Iskhal, les mains jointes sur la table, haussa légèrement les épaules.
— SYGMA peut proposer une analyse neurale rapide.

Elle lui lança un regard noir.
— Toute intervention invasive risquerait de perturber irrémédiablement l’équilibre mental. La prudence est indispensable, monsieur.

— Protocole SYGMA-9. Lecture non invasive, par cohérence électro-synaptique, répliqua-t-il aussitôt.

Henri Drac se leva comme pour manifester sa présence, agacé.
— Je suis là et ce n’est pas une offre, Naram, c’est une tentative d’intrusion ! coupa-t-il.

— L’expérience a laissé des traces. Vos réactions, votre langage… Tout cela intrigue. Moi, bien sûr, mais aussi les millions d’Européens qui ont assisté, aux premières loges, au fiasco. Ils ont besoin de réponses, mon ami.

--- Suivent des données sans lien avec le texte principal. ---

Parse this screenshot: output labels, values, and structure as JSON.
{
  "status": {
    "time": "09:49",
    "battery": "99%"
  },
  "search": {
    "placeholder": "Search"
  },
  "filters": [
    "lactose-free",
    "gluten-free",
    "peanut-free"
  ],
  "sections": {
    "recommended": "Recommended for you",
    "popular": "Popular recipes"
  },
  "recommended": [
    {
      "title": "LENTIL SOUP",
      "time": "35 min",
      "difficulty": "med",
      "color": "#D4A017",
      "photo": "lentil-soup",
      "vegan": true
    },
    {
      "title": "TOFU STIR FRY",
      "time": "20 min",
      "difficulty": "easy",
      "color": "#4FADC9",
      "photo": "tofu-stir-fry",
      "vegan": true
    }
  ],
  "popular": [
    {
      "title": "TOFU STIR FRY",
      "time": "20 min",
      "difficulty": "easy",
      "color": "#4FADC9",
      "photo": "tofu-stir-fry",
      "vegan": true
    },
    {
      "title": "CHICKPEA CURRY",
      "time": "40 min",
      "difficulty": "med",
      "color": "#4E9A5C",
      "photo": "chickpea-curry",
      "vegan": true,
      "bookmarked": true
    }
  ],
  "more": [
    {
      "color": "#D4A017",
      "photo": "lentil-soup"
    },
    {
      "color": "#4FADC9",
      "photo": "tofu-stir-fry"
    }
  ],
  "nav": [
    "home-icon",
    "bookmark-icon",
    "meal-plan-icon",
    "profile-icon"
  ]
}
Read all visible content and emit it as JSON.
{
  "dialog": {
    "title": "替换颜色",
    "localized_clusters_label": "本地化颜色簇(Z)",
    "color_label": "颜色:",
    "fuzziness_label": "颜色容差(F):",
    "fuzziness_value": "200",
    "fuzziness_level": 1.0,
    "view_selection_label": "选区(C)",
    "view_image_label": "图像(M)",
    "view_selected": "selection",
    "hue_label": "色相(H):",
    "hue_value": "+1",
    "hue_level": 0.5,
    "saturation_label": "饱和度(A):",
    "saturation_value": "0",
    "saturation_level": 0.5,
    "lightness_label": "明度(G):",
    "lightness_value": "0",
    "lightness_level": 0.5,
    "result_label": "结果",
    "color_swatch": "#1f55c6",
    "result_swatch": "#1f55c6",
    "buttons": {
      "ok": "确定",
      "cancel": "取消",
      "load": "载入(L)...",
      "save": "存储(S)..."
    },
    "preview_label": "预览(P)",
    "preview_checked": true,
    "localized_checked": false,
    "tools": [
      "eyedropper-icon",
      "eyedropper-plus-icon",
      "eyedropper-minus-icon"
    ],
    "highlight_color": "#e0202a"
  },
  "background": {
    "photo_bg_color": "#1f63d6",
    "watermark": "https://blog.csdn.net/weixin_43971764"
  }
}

Naram Iskhal se leva légèrement, faisant signe à Drac de se rasseoir.
— Entends-moi bien, je n’ai parlé que sous stress.

— Peut-être, Drac. Mais une fois vocalisé, un mot devient exploitable.

Iskhal fit glisser une tablette vers Drac.
— Signature ici pour refus du protocole. Conséquence : classification partielle des enregistrements. Ils ne vous appartiennent plus.

Drac repoussa la tablette immédiatement.
— Je n’ai pas besoin que tu m’expliques mes pensées… ni que tu changes mes couches ! ragea-t-il.

Émilie Havers resta silencieuse un instant, puis ajouta avec autant de compassion qu’elle en était capable :
— Je comprends votre agacement, mais nous sommes tous dans l’attente de réponses. Et chaque jour compte.

Le regard de Drac se fit dur.

Havers soupira, puis ouvrit un autre dossier. Celui d’Élise Kramer. On la voyait en chambre stérile, grelottante, répétant à voix basse : « Ils regardent encore… ils regardent. »

Drac croisa les bras, son regard s’adoucit en glissant de l’hologramme figé à ses deux interlocuteurs.
— Prévenez-moi personnellement si l’état d’Élise change, répéta-t-il d’un ton sec. Nous avons volé ensemble. Neuf jours sur l’Encke. Neuf jours calmes… ça compte. Personne ne devrait finir comme ça.

Il se redressa, et cette fois sa voix se fit tranchante, martelée.
— Quant à nous… il est temps d’arrêter de jouer aux ingénieurs rêveurs. Ce que nous avons vu n’était pas une défaillance technique. Pas un bug électromagnétique. C’était une intrusion.

Havers leva les yeux, hésitante.
— Vous supposez…

— Je constate, coupa Drac. Un champ externe qui prend le contrôle d’un module, un pilote paralysé, un fluide inconnu qui remonte comme une réponse organique… C’est une attaque. La signature d’une intelligence étrangère à notre monde.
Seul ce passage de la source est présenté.